Performance Is Back, but Redemptions Continue
The Eurekahedge Hedge Fund Index gained 1.06% in March and 4.36% for the first quarter, which was the strongest first quarter for the industry since the Global Financial Crisis. The global equity market was off and running again, and hedge fund managers just barely trailed the MSCI AC World Index’s 1.09% gain for March. Most managers reported positive gains in March, although the month also saw redemptions throughout.
Preliminary numbers for March show $9.8 billion in performance-based gains and $8 billion in investor redemptions. The final February data reveals $12.4 billion in performance-driven gains and $17.5 billion of investor outflows. Through the end of March, assets under management by the global hedge fund industry were up about 1% for the year at $2.315 trillion. The industry shed 6.3% of its assets in 2018.

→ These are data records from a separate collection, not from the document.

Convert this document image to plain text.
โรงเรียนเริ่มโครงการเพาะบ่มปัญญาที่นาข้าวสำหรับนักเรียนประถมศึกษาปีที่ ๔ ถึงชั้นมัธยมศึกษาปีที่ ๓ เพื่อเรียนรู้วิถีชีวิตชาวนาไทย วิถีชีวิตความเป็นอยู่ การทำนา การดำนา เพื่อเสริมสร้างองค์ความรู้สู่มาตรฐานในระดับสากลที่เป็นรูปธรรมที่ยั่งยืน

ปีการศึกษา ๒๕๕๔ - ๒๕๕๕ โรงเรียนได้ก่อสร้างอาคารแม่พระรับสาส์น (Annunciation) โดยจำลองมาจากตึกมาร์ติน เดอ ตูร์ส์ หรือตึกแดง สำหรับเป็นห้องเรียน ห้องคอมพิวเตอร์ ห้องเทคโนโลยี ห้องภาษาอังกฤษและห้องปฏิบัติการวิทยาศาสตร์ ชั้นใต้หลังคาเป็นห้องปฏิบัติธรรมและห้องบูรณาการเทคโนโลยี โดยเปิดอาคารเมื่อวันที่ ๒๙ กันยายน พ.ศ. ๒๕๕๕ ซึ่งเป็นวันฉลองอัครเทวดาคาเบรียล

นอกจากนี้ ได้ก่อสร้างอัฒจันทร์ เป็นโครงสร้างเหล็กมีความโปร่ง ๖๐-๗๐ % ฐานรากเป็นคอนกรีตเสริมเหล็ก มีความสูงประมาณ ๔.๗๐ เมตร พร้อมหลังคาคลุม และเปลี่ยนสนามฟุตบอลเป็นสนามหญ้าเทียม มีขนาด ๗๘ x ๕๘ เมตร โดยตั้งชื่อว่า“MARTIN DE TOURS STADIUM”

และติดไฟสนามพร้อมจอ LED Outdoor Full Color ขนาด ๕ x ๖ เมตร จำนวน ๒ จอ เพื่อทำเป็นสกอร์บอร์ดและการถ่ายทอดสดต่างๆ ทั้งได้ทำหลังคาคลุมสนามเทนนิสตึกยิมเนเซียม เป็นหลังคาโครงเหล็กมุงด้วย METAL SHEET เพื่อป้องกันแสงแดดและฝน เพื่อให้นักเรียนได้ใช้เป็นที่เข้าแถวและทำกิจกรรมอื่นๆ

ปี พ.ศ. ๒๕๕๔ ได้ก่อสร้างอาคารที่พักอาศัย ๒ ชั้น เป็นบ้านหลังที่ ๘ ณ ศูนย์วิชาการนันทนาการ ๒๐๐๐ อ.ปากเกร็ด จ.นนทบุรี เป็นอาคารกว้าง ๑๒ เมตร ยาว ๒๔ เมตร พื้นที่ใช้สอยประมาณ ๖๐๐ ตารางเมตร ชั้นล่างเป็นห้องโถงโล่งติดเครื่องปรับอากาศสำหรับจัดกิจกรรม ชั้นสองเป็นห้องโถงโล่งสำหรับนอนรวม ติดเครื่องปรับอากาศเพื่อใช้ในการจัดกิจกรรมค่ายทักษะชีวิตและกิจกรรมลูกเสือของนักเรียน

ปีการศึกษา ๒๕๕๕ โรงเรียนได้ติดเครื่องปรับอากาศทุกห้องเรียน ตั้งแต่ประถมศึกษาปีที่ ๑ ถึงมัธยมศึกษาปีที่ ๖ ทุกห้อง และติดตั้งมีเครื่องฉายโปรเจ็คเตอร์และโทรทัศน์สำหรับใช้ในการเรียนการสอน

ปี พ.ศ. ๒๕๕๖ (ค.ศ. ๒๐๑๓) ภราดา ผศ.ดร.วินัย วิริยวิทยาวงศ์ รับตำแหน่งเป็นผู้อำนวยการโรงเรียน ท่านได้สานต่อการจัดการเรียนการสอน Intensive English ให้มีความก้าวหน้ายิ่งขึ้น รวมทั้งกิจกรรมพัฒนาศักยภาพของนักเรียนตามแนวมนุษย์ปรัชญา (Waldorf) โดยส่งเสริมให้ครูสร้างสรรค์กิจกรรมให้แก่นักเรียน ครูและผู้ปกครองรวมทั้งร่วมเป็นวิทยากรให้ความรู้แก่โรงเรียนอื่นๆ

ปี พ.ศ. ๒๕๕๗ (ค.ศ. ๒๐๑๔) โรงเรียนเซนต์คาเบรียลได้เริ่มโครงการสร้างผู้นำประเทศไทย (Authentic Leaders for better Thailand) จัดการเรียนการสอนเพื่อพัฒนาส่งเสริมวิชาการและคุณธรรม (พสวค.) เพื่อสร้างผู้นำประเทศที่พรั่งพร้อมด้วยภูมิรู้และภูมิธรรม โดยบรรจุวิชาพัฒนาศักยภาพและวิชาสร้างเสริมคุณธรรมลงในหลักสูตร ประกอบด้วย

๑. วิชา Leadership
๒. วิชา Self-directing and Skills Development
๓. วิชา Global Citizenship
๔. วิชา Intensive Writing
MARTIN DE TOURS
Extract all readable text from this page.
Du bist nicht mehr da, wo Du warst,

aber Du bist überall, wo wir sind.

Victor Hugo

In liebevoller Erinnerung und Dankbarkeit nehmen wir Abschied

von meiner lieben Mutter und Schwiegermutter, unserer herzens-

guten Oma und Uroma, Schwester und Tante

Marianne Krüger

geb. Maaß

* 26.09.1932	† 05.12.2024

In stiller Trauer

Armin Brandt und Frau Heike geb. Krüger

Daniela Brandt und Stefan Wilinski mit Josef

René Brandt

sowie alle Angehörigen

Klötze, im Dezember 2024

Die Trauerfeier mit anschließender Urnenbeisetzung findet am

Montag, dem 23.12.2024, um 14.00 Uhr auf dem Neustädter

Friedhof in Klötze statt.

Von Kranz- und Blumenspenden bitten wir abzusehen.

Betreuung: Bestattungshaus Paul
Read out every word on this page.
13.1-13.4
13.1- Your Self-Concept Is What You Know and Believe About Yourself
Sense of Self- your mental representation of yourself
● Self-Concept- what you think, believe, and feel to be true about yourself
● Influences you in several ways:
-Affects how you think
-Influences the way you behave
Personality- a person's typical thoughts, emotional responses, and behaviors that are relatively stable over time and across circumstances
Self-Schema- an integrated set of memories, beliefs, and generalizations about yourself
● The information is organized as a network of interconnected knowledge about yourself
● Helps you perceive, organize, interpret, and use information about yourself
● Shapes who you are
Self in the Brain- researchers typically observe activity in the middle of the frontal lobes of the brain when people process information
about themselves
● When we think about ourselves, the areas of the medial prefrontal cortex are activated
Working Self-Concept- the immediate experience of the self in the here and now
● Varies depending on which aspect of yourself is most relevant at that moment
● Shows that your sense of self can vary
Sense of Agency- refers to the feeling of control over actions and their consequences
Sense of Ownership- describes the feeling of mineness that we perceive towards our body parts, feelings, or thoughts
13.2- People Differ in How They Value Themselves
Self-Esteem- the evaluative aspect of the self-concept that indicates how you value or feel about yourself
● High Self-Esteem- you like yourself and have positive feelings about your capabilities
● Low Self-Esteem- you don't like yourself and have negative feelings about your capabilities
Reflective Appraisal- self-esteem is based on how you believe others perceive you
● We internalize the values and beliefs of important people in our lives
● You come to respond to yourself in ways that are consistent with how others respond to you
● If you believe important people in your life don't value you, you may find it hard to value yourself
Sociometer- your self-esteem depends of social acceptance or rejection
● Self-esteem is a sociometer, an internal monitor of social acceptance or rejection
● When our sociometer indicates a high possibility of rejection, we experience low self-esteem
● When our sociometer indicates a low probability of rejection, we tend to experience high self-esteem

Although investor outflows are still significant, the publication added that redemption pressures have eased with a 65.9% quarter-over-quarter decline in redemptions. Year to date, the hedge fund industry has racked up $55 billion in performance-based growth and $32.3 billion in investor outflows. In the fourth quarter, redemptions totaled $94.7 billion. So far this year about half the hedge fund managers Eurekahedge tracks have already regained the losses they racked up in all of last year.
North America Was Hit Hardest
Both equities and bonds rallied in the first three months of the year, driven by dovish commentary from major central banks and optimism about the ongoing trade talks between the U.S. and China.
Eurekahedge found that North America had both the highest performance-based gains and investor outflows at S$7.1 billion and $4.4 billion, respectively. Year to date, North American funds have racked up $38.1 billion in performance-driven gains and $18.2 billion in redemptions. It was a similar story with European funds, although to much lesser extent. European fund managers saw performance-driven gains of $1.5 billion and $2.8 billion in investor redemptions.